L'annonce de la rupture survenue hier entre Morante et son apoderado Paula n'aura surpris que ceux qui pensaient que deux génies de pareille envergure pouvaient indéfiniment se cotoyer.

Tous les ganaderos le disent et Fernando Cuadri le rappelle dans l'opus 12 : deux caractères trop forts ne font jamais bon ménage, a fortiori si tous deux sont de nature semblable.

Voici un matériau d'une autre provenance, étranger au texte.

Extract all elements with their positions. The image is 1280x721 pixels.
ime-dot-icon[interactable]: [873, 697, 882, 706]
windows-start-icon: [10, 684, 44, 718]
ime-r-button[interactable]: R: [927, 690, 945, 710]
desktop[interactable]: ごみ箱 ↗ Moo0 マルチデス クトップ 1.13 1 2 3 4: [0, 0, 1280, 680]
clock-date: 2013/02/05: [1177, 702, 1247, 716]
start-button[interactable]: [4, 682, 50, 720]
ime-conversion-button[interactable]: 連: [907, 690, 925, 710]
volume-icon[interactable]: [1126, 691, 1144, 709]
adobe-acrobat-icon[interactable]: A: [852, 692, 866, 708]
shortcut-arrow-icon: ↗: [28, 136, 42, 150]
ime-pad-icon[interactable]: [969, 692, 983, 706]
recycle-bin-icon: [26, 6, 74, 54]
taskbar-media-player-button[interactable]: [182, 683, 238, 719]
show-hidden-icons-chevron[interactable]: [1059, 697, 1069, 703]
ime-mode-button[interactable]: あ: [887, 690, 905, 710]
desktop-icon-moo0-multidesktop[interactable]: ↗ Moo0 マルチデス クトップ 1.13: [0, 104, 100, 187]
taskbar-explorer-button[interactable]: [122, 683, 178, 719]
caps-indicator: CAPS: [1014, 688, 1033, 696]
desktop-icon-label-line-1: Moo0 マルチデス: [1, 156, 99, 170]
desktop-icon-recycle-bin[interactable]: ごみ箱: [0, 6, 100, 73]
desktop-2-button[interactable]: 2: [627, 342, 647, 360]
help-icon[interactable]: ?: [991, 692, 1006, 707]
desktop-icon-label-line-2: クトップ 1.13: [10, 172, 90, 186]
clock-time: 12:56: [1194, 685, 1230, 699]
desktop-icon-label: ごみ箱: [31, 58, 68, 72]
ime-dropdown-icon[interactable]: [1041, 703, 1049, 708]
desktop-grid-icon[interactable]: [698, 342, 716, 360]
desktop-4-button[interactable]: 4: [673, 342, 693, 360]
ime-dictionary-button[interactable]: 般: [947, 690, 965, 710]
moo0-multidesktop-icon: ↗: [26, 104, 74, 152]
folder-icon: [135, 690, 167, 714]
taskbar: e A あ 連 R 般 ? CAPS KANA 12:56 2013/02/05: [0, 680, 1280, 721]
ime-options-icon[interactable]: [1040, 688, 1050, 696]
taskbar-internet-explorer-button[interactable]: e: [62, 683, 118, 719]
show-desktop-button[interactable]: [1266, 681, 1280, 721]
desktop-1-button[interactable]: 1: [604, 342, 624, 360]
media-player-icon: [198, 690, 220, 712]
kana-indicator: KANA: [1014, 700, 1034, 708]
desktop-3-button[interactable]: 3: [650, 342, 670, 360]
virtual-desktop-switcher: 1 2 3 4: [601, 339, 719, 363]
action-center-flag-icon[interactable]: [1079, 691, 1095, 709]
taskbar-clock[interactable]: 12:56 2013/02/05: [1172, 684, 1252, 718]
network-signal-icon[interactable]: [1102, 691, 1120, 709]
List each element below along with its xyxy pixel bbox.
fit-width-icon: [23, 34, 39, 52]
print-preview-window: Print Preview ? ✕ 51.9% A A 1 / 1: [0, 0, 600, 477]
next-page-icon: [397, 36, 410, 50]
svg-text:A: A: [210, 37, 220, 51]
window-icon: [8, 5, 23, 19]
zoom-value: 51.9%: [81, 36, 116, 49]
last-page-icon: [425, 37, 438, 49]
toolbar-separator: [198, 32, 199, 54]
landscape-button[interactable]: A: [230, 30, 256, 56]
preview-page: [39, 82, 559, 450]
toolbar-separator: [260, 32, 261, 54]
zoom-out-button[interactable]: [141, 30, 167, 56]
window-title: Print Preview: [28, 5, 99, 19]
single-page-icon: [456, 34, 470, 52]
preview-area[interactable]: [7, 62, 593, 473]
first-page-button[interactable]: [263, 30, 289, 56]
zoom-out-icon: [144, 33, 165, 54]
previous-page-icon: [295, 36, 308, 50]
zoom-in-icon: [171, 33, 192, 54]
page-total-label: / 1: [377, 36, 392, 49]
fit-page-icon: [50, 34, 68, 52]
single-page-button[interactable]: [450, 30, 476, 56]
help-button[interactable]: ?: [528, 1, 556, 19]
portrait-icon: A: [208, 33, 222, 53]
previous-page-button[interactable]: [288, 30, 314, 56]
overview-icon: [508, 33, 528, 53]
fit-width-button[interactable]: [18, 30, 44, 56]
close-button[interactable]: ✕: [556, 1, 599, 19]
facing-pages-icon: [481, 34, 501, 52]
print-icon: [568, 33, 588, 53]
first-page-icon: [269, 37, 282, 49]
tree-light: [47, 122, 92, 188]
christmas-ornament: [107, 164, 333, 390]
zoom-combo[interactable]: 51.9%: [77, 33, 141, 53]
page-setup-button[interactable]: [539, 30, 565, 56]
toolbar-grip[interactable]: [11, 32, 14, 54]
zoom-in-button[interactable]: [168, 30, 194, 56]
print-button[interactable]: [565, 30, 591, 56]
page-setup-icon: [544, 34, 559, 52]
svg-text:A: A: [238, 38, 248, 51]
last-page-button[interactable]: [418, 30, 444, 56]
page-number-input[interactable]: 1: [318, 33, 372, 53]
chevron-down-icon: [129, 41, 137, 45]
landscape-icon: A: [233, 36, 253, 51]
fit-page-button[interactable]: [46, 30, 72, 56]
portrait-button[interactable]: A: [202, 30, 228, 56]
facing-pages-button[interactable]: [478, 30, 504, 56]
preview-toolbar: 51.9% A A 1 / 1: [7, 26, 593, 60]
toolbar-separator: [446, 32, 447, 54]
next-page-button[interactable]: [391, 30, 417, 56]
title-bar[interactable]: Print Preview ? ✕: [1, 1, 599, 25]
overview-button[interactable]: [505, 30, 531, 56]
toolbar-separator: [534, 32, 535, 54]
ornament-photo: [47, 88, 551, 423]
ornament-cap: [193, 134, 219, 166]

Transposé de manière certes un peu audacieuse à la situation présente, le théorème se vérifie : deux génies aussi anticonformistes du toreo, puisant tous deux leur inspiration au plus profond de l'âme andalouse, ne pouvaient cohabiter longtemps au risque de se heurter.

En fait, depuis de nombreuses semaines le feu couvait, et de plus en plus l'entourage proche de Morante lui faisait comprendre que certaines choses ne pouvaient plus durer, le maestro Paula oubliant trop souvent que le rôle d'un apoderado est de défendre et protéger son torero, pas de l'enfoncer.

Mais quand on s'appelle Paula le magnifique on ne se refait pas, ce qui explique les quelques écarts de conduite qui ont sans doute beaucoup fait pour ternir la relation.
Premier accroc : quand Paula déclara dans une interview que Morante était un torero grandiose mais qu'il était meilleur que lui. Deuxième accroc : quand lors d'un festival, après que Morante ait magnifiquement toréé, Paula sortit en piste pour proclamer son torero numéro un, traversant ensuite la piste en disant qu'aprés ce qu'il avait vu plus rien ne méritait d'être regardé... Dans le callejon, les autres toreros, dont le Juli, apprécièrent et Morante dut excuser son mentor. Troisième accroc : chaque corrida toréée par Morante se transformait en happening, avant et après, le génial Paula, enfin libéré du poids de la responsabilité qui pèse sur tout porteur de lumière, se révélant être sur le tard un fameux boute-en-train.

Après un début de saison magnifique qui l'a vu triompher à Séville et se consacrer à Madrid comme un des grands artistes de l'histoire du toreo, Morante a donc estimé, le cap si escarpé de la Beneficencia étant passé, que le temps était venu de mettre un terme à ce qui restera dans les souvenirs comme une courte mais belle aventure humaine, avant qu'au niveau professionnel le côté romantique de l'histoire ne tourne au gâchi. Ce dont on ne saurait le blâmer.